Background In the katherine trial, adjuvant trastuzumab emtansine [T-DM1, Kadcyla (Genentech, South San Francisco, CA, U.S.A.)], compared with trastuzumab, significantly reduced the risk of recurrence or death by 50% (unstratified hazard ratio: 0.50; 95% confidence interval: 0.39 to 0.64; p < 0.0001) in patients with her2-positive early breast cancer (ebc) and residual invasive disease after neoadjuvant systemic treatment. A cost–utility evaluation, with probabilistic analyses, was conducted to examine the incremental cost per quality-adjusted life–year (qaly) gained associated with T-DM1 relative to trastuzumab, given the higher per-cycle cost of T-DM1. Methods A Markov model comprising a number of health states was used to examine clinical and economic out­comes over a lifetime horizon from the Canadian public payer perspective. Patients entered the model in the invasive disease-free survival (idfs) state, where they received either T-DM1 or trastuzumab.
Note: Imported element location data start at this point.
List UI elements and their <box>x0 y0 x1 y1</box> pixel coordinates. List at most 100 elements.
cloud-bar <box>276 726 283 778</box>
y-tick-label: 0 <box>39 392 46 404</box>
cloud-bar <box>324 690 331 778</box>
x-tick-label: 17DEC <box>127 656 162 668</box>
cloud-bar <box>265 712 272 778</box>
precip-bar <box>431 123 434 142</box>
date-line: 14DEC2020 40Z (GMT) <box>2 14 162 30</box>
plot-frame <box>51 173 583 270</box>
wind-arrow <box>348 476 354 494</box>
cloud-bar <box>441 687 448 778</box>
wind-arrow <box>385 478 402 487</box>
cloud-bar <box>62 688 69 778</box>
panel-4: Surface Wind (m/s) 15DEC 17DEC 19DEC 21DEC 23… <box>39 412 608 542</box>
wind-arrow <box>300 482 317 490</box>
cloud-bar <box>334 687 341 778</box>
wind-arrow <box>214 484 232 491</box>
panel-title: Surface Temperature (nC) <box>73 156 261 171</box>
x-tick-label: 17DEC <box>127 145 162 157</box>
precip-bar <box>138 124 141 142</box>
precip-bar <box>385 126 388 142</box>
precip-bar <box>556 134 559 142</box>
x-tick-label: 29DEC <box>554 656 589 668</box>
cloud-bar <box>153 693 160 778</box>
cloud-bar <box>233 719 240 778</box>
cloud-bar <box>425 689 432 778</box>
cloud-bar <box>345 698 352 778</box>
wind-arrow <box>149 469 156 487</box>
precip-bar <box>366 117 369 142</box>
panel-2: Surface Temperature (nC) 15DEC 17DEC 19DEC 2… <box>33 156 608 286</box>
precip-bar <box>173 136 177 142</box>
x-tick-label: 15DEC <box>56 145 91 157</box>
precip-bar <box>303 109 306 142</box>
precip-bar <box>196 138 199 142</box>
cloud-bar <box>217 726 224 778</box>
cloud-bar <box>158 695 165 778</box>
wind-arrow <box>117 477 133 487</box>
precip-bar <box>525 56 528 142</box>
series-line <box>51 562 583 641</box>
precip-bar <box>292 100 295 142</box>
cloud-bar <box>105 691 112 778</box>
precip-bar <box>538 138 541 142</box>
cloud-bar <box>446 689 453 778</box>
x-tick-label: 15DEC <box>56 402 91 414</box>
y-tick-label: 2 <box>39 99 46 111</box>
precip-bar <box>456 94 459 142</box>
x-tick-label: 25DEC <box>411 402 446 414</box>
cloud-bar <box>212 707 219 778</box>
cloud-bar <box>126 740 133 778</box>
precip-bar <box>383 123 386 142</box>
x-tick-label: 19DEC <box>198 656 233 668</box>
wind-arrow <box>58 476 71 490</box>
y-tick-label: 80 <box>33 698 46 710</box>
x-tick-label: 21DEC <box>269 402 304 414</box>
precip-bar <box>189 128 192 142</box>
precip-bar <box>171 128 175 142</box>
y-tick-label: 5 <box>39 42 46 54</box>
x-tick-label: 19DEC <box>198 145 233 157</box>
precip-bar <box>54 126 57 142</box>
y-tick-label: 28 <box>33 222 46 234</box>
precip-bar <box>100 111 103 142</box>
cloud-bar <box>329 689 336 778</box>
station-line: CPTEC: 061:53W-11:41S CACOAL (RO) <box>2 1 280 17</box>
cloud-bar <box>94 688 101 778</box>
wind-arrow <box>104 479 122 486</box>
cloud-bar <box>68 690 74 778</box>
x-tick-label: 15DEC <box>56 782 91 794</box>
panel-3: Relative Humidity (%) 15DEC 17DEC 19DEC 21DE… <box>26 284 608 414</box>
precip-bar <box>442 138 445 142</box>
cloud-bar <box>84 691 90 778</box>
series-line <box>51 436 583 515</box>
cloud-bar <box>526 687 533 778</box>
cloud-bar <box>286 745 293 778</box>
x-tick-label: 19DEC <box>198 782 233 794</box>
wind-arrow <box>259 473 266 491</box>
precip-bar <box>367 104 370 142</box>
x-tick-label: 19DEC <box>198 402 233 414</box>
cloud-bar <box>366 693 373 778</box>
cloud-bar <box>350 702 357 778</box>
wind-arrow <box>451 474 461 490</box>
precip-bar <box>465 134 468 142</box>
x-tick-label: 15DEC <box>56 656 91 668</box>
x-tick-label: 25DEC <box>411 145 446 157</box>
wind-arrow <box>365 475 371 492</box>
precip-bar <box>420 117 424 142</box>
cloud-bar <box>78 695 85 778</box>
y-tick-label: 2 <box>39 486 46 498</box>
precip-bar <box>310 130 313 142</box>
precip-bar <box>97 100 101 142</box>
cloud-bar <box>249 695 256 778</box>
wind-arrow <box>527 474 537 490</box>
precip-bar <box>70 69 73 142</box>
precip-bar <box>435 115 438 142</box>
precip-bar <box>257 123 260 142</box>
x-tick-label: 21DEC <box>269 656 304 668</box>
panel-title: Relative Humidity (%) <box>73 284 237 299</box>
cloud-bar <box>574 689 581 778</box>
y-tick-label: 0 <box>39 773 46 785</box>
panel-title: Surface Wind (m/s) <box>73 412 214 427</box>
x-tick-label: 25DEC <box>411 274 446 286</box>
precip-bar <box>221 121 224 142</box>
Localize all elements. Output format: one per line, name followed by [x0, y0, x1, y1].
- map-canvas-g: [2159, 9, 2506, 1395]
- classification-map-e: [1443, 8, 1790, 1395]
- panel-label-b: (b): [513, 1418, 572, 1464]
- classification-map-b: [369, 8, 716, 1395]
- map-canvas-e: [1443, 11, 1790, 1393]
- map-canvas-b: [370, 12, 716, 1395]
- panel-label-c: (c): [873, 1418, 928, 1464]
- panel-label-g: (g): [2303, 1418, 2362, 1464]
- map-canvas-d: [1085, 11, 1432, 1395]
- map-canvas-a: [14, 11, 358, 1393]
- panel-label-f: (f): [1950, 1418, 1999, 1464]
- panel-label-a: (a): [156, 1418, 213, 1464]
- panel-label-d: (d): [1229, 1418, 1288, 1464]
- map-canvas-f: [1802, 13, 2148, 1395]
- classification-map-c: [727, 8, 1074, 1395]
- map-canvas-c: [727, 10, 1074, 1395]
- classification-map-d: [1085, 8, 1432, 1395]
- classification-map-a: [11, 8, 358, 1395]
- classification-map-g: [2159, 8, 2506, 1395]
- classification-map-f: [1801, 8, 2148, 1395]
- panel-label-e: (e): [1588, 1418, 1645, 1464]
Transition probabilities between the health states were derived from the katherine trial, Canadian life tables, and published literature from other relevant clinical trials (emilia, cleopatra, and M77001). Resource use, costs, and utilities were derived from katherine, other clinical trials, published literature, provincial fee schedules, and clinical expert opinion. Sensitivity analyses were conducted for key assumptions and model parameters. Results Compared with trastuzumab, adjuvant T-DM1 was associated with a cost savings of $8,300 per patient and a 2.16 incremental qaly gain; thus T-DM1 dominated trastuzumab. Scenario analyses yielded similar results, with T-DM1 dominating trastuzumab or producing highly favourable incremental cost–utility ratios of less than $10,000 per qaly. Conclusions Adjuvant T-DM1 monotherapy is a cost-effective strategy compared with trastuzumab alone in the treatment of patients with her2-positive ebc and residual invasive disease after neoadjuvant systemic treatment.